Seven years ago, Max Schrems took on Facebook Inc., ultimately winning a court order that led to stricter rules on international data transfers for the social network and other American tech giants.
The European Union measure, called the General Data Protection Regulation, permits mass lawsuits similar to class actions in the U.S., he says, allowing him to increase pressure on companies to protect consumer data.


Schrems founded a group called NOYB - "None Of Your Business"—that he aims to use as a vehicle for lawsuits he’ll start filing as soon as the rules kick in on May 25. He set up a crowdfunding campaign for NOYB that has raised more than $370,000 from 2,500 contributors.


Schrems’s interest in data protection took off in 2011 during a stint as an exchange student at Santa Clara University, just south of Silicon Valley. When executives from companies such as Facebook spoke to his class on privacy law, he was left with the sense that the U.S. tech industry didn’t take Europe’s concerns seriously. “The impression was, ‘These Europeans’ privacy principles are cute, but we look at it differently,’ ” he says. “They denigrated European privacy laws without realizing there was a European in the room.”

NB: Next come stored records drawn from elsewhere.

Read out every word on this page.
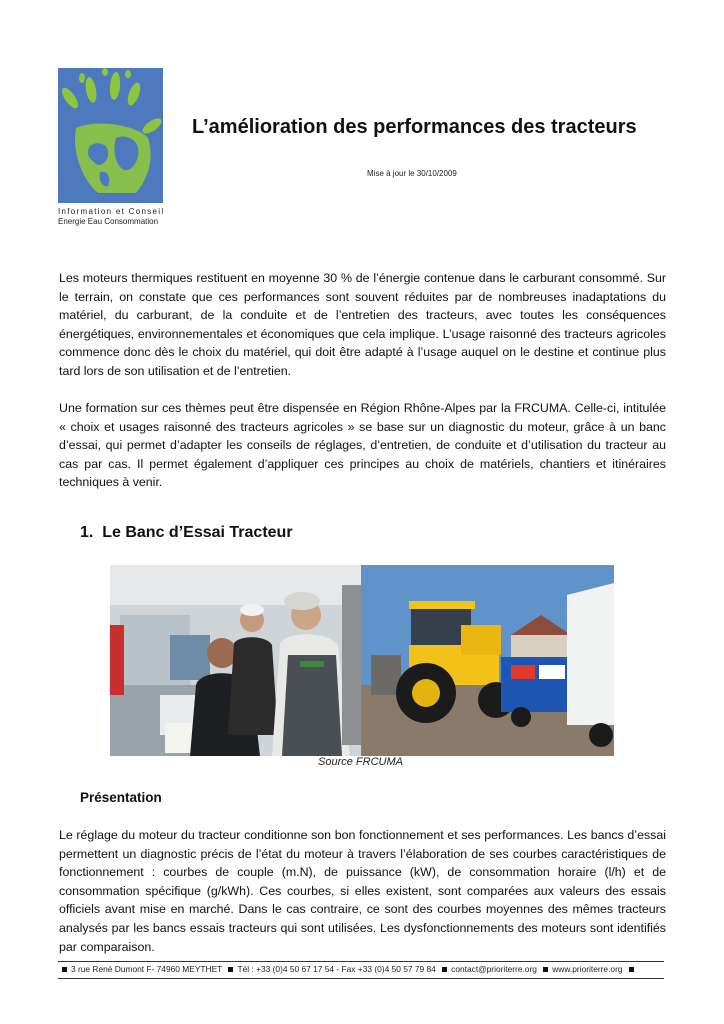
prioriterre
Information et Conseil
Energie Eau Consommation
L’amélioration des performances des tracteurs
Mise à jour le 30/10/2009

Les moteurs thermiques restituent en moyenne 30 % de l’énergie contenue dans le carburant consommé. Sur le terrain, on constate que ces performances sont souvent réduites par de nombreuses inadaptations du matériel, du carburant, de la conduite et de l’entretien des tracteurs, avec toutes les conséquences énergétiques, environnementales et économiques que cela implique. L’usage raisonné des tracteurs agricoles commence donc dès le choix du matériel, qui doit être adapté à l’usage auquel on le destine et continue plus tard lors de son utilisation et de l’entretien.

Une formation sur ces thèmes peut être dispensée en Région Rhône-Alpes par la FRCUMA. Celle-ci, intitulée « choix et usages raisonné des tracteurs agricoles » se base sur un diagnostic du moteur, grâce à un banc d’essai, qui permet d’adapter les conseils de réglages, d’entretien, de conduite et d’utilisation du tracteur au cas par cas. Il permet également d’appliquer ces principes au choix de matériels, chantiers et itinéraires techniques à venir.

1. Le Banc d’Essai Tracteur
Source FRCUMA
Présentation

Le réglage du moteur du tracteur conditionne son bon fonctionnement et ses performances. Les bancs d’essai permettent un diagnostic précis de l’état du moteur à travers l’élaboration de ses courbes caractéristiques de fonctionnement : courbes de couple (m.N), de puissance (kW), de consommation horaire (l/h) et de consommation spécifique (g/kWh). Ces courbes, si elles existent, sont comparées aux valeurs des essais officiels avant mise en marché. Dans le cas contraire, ce sont des courbes moyennes des mêmes tracteurs analysés par les bancs essais tracteurs qui sont utilisées. Les dysfonctionnements des moteurs sont identifiés par comparaison.

3 rue René Dumont F- 74960 MEYTHET Tél : +33 (0)4 50 67 17 54 - Fax +33 (0)4 50 57 79 84 contact@prioriterre.org www.prioriterre.org
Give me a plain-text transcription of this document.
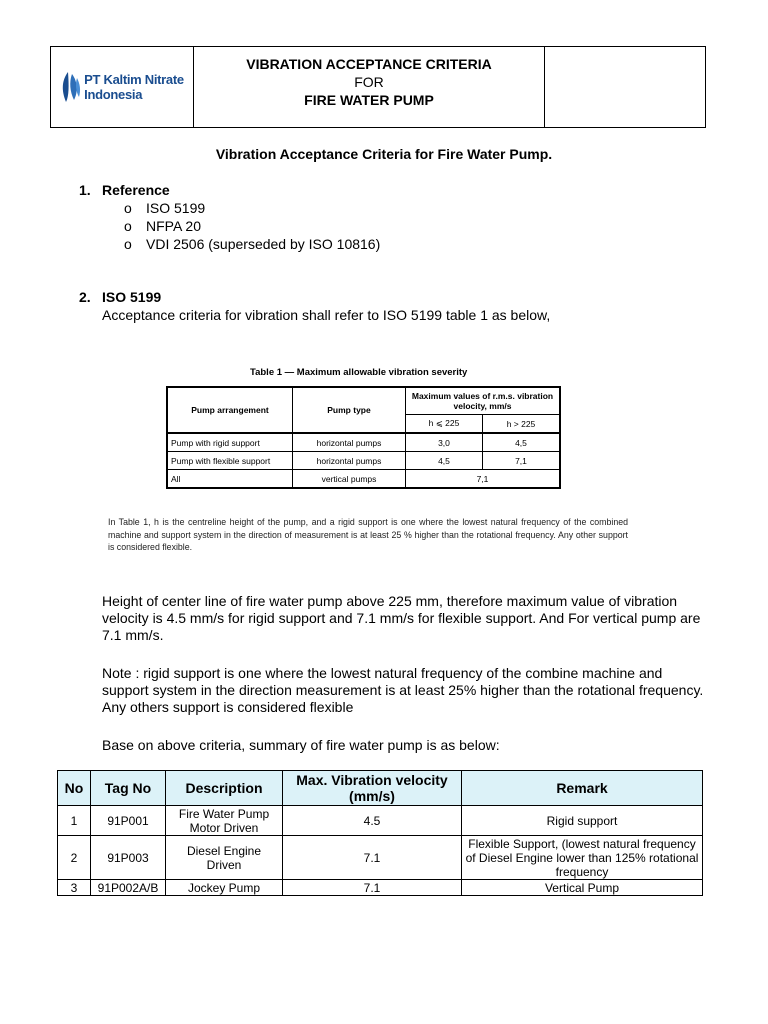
PT Kaltim Nitrate
Indonesia
VIBRATION ACCEPTANCE CRITERIA
FOR
FIRE WATER PUMP
Vibration Acceptance Criteria for Fire Water Pump.
1. Reference
o ISO 5199
o NFPA 20
o VDI 2506 (superseded by ISO 10816)
2. ISO 5199
Acceptance criteria for vibration shall refer to ISO 5199 table 1 as below,
Table 1 — Maximum allowable vibration severity
Pump arrangement	Pump type	Maximum values of r.m.s. vibration velocity, mm/s	
		h ⩽ 225	h > 225
Pump with rigid support	horizontal pumps	3,0	4,5
Pump with flexible support	horizontal pumps	4,5	7,1
All	vertical pumps	7,1	
In Table 1, h is the centreline height of the pump, and a rigid support is one where the lowest natural frequency of the combined machine and support system in the direction of measurement is at least 25 % higher than the rotational frequency. Any other support is considered flexible.
Height of center line of fire water pump above 225 mm, therefore maximum value of vibration velocity is 4.5 mm/s for rigid support and 7.1 mm/s for flexible support. And For vertical pump are 7.1 mm/s.
Note : rigid support is one where the lowest natural frequency of the combine machine and support system in the direction measurement is at least 25% higher than the rotational frequency. Any others support is considered flexible
Base on above criteria, summary of fire water pump is as below:
No	Tag No	Description	Max. Vibration velocity (mm/s)	Remark
1	91P001	Fire Water Pump Motor Driven	4.5	Rigid support
2	91P003	Diesel Engine Driven	7.1	Flexible Support, (lowest natural frequency of Diesel Engine lower than 125% rotational frequency
3	91P002A/B	Jockey Pump	7.1	Vertical Pump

In a paper for the class, Schrems examined how Facebook treats customer data and says he discovered that the company didn’t fully purge information users had deleted.
Schrems created a website called europe-v-facebook.org—but insists he bears no grudge against the social network. “I thought I’d write up a few complaints. I never thought it would create such a media storm" he said.
One complaint urged Ireland to bar the transfer of EU citizens’ data to the U.S. because it wasn’t sufficiently secure. That case ultimately made it to the EU Court of Justice in Luxembourg, which agreed with Schrems’s claims—forcing the EU and U.S. to rewrite regulations on data transfers.